Recovery is perhaps most clearly evident in the labour market, with annual employment having increased in each of the last 18 quarters, representing an increase of 231,000 jobs since the low point in 2012. Strong employment gains have driven a substantial turnaround in unemployment, which has fallen from a peak of more than 15% to 6.4% in May.

Key economic indicators point to continued solid growth this year. The Department is forecasting growth of 4.3% this year and 3.7% next year. Despite the pace of the recovery and the strength of our underlying economic fundamentals, we must be conscious of the uncertainty in the external environment which underlines the need for caution supported by prudent economic and fiscal policies.

Public finances also continue to move in the right direction, with significant progress being made on the general Government deficit. Ireland exited the excessive deficit procedure in 2016 and it is planned to reach the medium-term objective of a structurally balanced budget in 2018.

Underpinned by a growing economy, the hard won improvements in our public finances provide a sustainable budgetary platform upon which funding for the provision of public services can be provided in the years ahead. The market reaction to our management of the public finances has been positive but it is vital that we sustain our progress. We must guard against complacency, maintain our prudent management of the public finances and continue with competitiveness oriented policies.

Brexit is one of the serious challenges for the economy. The Government approach has outlined twin Brexit goals, the first to secure the closest possible economic and trading relationship between the EU and UK, and the second to prepare the economy to cope with turbulence of coming years and the structural shift of new realities of Brexit. The best and most immediate policy within the Government's control to counter the likely turbulence of coming years is to prudently manage the public finances to ensure Ireland's economy continues to remain competitive in the face of future economic headwinds.

The last budget outlined a number of policies targeted at the most exposed sectors, measures to support small and medium enterprises, entrepreneurship, agrifood, and exporters, while also targeting potential economic opportunities, such as competing for mobile international investment in the international financial services sector. The Government has also put forward Dublin as an excellent location for the European Banking Authority post-Brexit.

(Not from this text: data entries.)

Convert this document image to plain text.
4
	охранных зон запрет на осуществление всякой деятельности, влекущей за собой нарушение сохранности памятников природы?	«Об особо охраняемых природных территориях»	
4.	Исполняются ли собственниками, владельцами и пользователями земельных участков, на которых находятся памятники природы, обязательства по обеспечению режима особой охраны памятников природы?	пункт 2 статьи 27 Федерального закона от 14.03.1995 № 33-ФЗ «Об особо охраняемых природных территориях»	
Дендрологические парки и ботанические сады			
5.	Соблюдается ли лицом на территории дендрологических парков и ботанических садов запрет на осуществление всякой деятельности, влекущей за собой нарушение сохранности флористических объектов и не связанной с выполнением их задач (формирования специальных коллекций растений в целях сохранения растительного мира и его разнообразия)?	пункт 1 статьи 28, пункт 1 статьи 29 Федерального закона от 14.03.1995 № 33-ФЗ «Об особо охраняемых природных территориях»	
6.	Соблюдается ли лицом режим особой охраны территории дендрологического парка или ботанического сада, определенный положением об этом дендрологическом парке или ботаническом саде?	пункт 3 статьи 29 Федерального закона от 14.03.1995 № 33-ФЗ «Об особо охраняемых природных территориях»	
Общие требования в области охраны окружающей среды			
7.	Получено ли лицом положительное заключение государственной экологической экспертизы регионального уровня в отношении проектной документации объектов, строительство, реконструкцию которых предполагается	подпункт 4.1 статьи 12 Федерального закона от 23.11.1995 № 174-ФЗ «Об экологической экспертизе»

A key focus for the Department in the past year has been the sale of the State's investment in AIB. The successful capital reorganisation of the bank in 2015 provided a supportive backdrop for the commencement of this process and significant work has been undertaken by the Department and its advisers over this period to achieve a successful outcome for the State. The recent completion of the initial public offering, IPO, represents a significant milestone and not only has it resulted in a substantial sum of money being returned to the State, but it also creates a strong platform for the State to recover all of the money it has invested in AIB over time. At the end of this process, the State will continue to hold 71% of AIB, which is worth around €9 billion, and will continue to be a substantial focus for the Department for some time.

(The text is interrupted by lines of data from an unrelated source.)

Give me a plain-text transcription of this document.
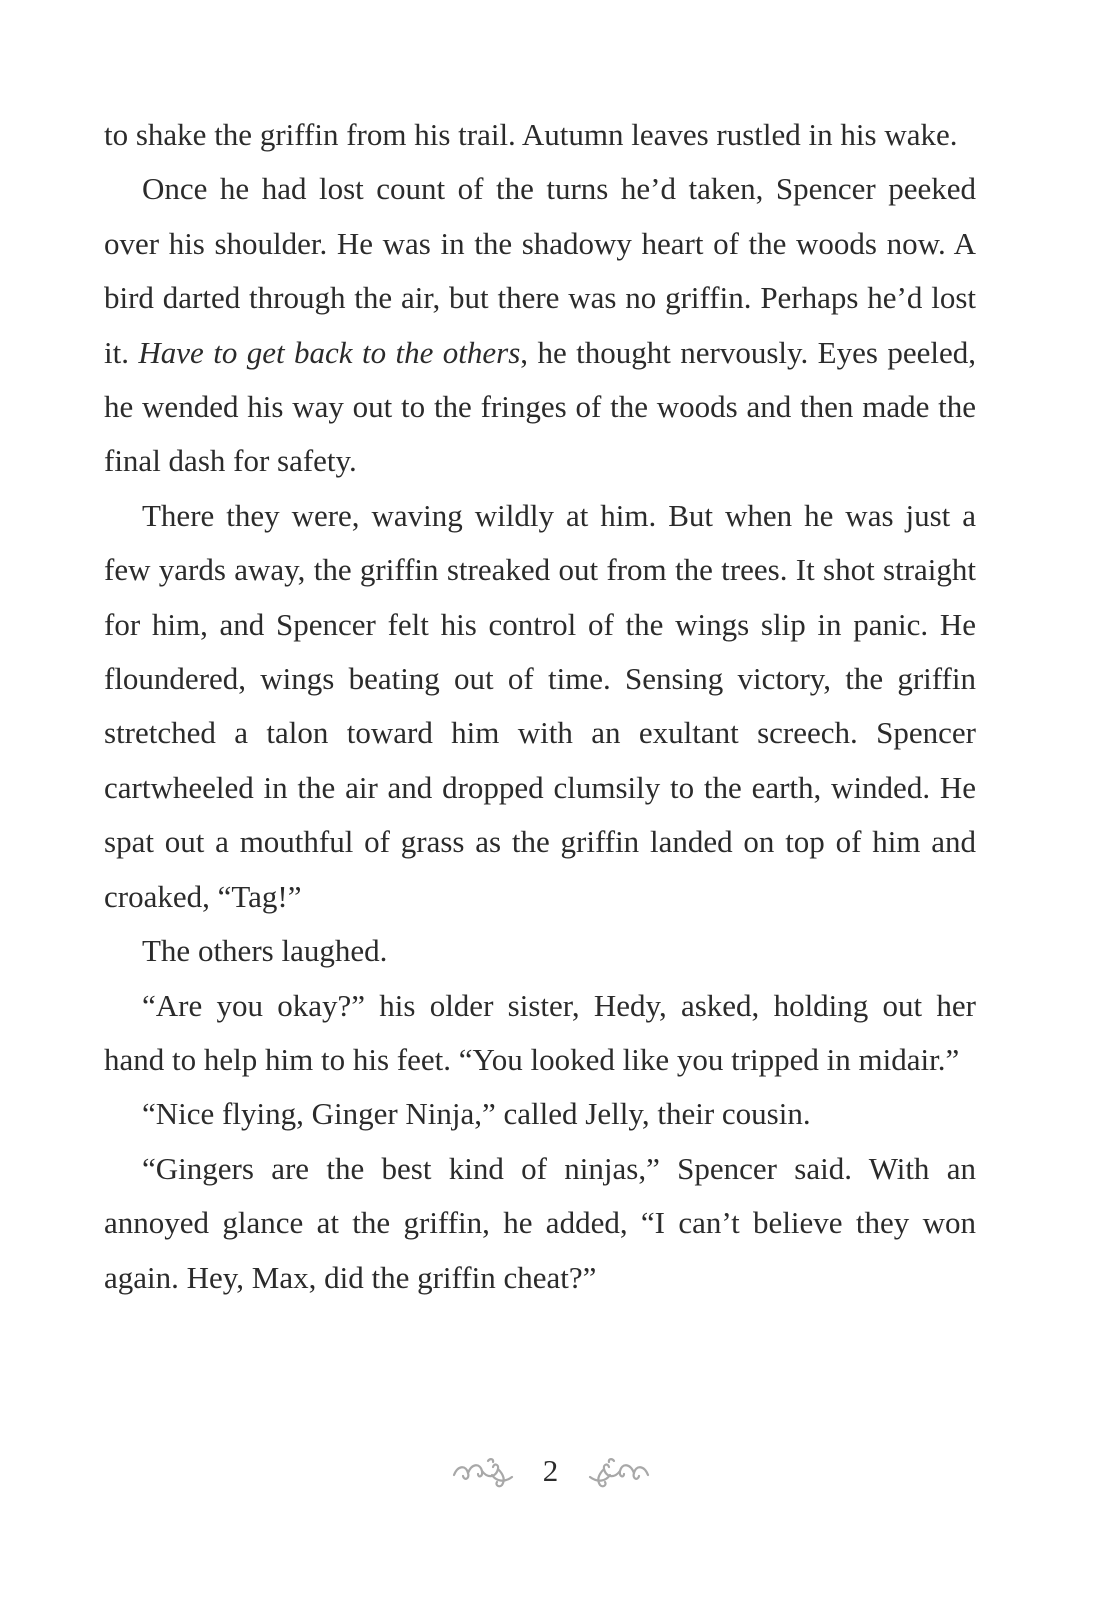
to shake the griffin from his trail. Autumn leaves rustled in his wake.

Once he had lost count of the turns he’d taken, Spencer peeked over his shoulder. He was in the shadowy heart of the woods now. A bird darted through the air, but there was no griffin. Perhaps he’d lost it. Have to get back to the others, he thought nervously. Eyes peeled, he wended his way out to the fringes of the woods and then made the final dash for safety.

There they were, waving wildly at him. But when he was just a few yards away, the griffin streaked out from the trees. It shot straight for him, and Spencer felt his control of the wings slip in panic. He floundered, wings beating out of time. Sensing victory, the griffin stretched a talon toward him with an exultant screech. Spencer cartwheeled in the air and dropped clumsily to the earth, winded. He spat out a mouthful of grass as the griffin landed on top of him and croaked, “Tag!”

The others laughed.

“Are you okay?” his older sister, Hedy, asked, holding out her hand to help him to his feet. “You looked like you tripped in midair.”

“Nice flying, Ginger Ninja,” called Jelly, their cousin.

“Gingers are the best kind of ninjas,” Spencer said. With an annoyed glance at the griffin, he added, “I can’t believe they won again. Hey, Max, did the griffin cheat?”

2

As with any organisation, we must strive to evolve, improve and embed the skills necessary to the job at hand. This is an ongoing process. I am pleased to report that the Department was awarded the best learning and development organisation for 2017 for a medium-sized organisation as part of the Irish Institute of Training and Development awards.

The award is an endorsement of the commitment of the Department and its staff to the development of a learning culture focusing on both hard skills and those of leadership and management necessary for the job.

I express my appreciation to the staff at the Department for their ongoing hard work. It is only through their continuing commitment and dedication that we can deliver on our objectives. The Department will strive for continuous improvement and develop into the best organisation it can possibly be. I thank the Chairman and committee members for their attention and I welcome any questions.